The health crisis is still bubbling away in the background, which means that governments are expected to maintain their current lockdowns. To an extent, that is being counteracted by the distribution of vaccines but realistically speaking that process will be drawn out.
After the close of the European markets, Italy was plunged into a political crisis as the Viva party withdrew its support for the ruling coalition. The move could trigger a new general election. In light of the Covid-19 crisis, this is the last thing the indebted country needs.
Stock markets saw strong gains last week, whereby the FTSE 100 notched up a 10 month high. In addition to that, the DAX and the US indices registered record highs. The bullish sentiment was largely fuelled by the view the US President-elect, Joe Biden, would announce stimulus spending this week. The chatter is the spending programme will be $2 trillion. We should hear from Mr Biden today.

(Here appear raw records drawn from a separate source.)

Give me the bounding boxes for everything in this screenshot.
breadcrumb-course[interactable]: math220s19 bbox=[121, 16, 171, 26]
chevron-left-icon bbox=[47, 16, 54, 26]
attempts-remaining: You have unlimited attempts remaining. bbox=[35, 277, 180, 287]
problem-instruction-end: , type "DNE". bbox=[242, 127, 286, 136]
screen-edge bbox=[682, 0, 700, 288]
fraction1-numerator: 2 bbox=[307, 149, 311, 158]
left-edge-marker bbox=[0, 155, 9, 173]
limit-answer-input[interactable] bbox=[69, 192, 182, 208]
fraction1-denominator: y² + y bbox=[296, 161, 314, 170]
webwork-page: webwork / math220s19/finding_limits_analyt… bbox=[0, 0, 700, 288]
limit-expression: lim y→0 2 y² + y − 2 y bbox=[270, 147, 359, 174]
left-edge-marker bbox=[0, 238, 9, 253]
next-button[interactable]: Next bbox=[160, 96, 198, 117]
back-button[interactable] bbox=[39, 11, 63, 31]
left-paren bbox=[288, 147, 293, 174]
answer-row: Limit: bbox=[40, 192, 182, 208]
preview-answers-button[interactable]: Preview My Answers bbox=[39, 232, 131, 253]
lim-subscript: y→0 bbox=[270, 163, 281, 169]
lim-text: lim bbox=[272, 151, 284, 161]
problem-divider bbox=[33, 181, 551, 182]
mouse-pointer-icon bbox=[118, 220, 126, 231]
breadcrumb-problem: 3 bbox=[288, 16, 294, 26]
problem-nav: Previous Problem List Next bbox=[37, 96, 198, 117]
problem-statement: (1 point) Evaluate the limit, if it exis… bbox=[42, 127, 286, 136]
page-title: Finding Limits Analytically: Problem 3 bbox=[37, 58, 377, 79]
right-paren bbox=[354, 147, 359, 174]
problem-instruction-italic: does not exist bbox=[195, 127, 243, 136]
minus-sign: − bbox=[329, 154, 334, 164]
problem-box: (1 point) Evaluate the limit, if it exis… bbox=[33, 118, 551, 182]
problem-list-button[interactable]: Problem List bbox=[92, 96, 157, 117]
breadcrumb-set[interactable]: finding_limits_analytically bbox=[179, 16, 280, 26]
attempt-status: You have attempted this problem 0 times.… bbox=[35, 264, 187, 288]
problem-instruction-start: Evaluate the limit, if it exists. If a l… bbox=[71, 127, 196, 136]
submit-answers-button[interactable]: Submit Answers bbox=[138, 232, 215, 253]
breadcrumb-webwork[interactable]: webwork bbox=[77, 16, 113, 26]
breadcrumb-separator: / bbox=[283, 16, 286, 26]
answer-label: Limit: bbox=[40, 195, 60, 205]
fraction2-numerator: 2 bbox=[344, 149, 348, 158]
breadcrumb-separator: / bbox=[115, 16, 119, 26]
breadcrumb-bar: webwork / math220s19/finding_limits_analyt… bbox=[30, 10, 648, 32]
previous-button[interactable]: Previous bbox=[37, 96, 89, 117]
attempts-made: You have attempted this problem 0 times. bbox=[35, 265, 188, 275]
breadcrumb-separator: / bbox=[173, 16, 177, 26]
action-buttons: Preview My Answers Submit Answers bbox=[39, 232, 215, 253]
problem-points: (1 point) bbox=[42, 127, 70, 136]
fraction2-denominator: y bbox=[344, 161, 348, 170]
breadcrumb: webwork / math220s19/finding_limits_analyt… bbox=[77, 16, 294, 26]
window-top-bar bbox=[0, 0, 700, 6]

Essentially, the markets have been in a holding pattern for the past three days as dealers have been waiting to hear from Mr Biden. To an extent, a large amount of positive news has been factored into stocks and commodities.
At the end of last month, US lawmakers approved a $900 billion coronavirus relief package. Compromises had to be made across the political divide. In a few weeks, the Democrats will have full control of the US government so it will be in a position to enact change easily. Their majority in the Senate will be tiny but they will control the upper house nonetheless.
Donald Trump became the first US President to be impeached twice. The House of Representatives voted to impeach him for inciting the riot in the Capitol Building. The next step in the process is a Senate trial but that will be held after Mr Biden has been inaugurated.
Overnight, China posted its trade data for December. Imports came in at 6.5%, while the consensus estimate was 5%. The November reading was 4.5%. Economists were expecting exports to be 15%, but it was 18.1%, which showed a cooling from the previous reading of 21.2%. The robust imports metric speaks to rising internal demand. China is a major producer of personal protective equipment so the shipments are likely to be a high percentage of exports. Despite the solid import figures, stocks in mainland China are in the red, by contrast, equities in Hong Kong and Japan have gained ground. European markets are on track for a positive start.
Sterling has been moving higher since mid-September. Confirmation on Christmas Eve that the UK-EU trade deal was struck helped, the subsequent approval of the agreement by both sides added to the bullish move. On Tuesday, the pound was given a lift after the Bank of England chief Andrew Bailey, said that negative interest rates are a controversial policy. The central banker also said that it was too soon to unleash addition stimulus. The comments helped the CMC GBP Index hit its highest mark since early September yesterday.
WTI and Brent crude oil finished in the red last night. The energy market was lifted following the release of the Energy Information Administration report as it showed that US oil inventories fell by 3.24 million barrels, while the consensus estimate was for a decline of 2.55 million barrels. Gasoline stockpiles rose by 4.39 million barrels – a bigger build than expected. Oil slipped back from its recent 11 month highs.
The Beige book update last night showed that most districts saw employment increase but a growing number of regions saw the jobless rate tick up. Wages saw modest gains but overall they are weak. Prices rose in nearly all districts, and a number of regions said there has been improved ability to raise prices, which speaks to improving demand.
Lael Brainard of the Federal Reserve said the near-term outlook is challenging and the economy is far from achieving its goals. Jerome Powell, the Fed chair, will be speaking today at 5.30pm (UK time). Mr Powell’s update will be closely watched in light of the mixed US non-farm payrolls report last week.
The preliminary reading of German GDP for 2020 will be posted at 9am (UK time). The forecast is -5.1%, which would be a sharp decline from the 0.6% growth registered in 2019.
US jobless claims are expected to drop to 780,000 from 800,000. The US labour market has been in focus for the wrong reasons lately, because the latest ADP report was poor, while non-farm payrolls update was mediocre.
EUR/USD – on Tuesday it bounced back from the three week low that was set on Monday. If it holds above 1.2129, the broader uptrend should continue and it might encounter resistance at 1.2480. A break below 1.2129 could see it hit 1.2000.
GBP/USD – since late September it has been in an uptrend, last week it hit a 32 month high. If the positive move continues, it could target 1.3798. A pullback might find support at the 1.3429 area. A further pullback could target 1.3396, the 50-day moving average.
EUR/GBP – has been in a downtrend since mid-December and further losses might target 0.8864 or 0.8800. Last Monday’s candle was bullish. A retaking of 0.9000 could put the 0.9100 area on the radar.
USD/JPY – hit a one month high on Monday but Tuesday’s candle has the potential to be a bearish daily reversal. If it moves lower from here it could target 102.59 or 102.00. If the recent uptrend continues, it might encounter resistance at the 100-day moving average at 104.72.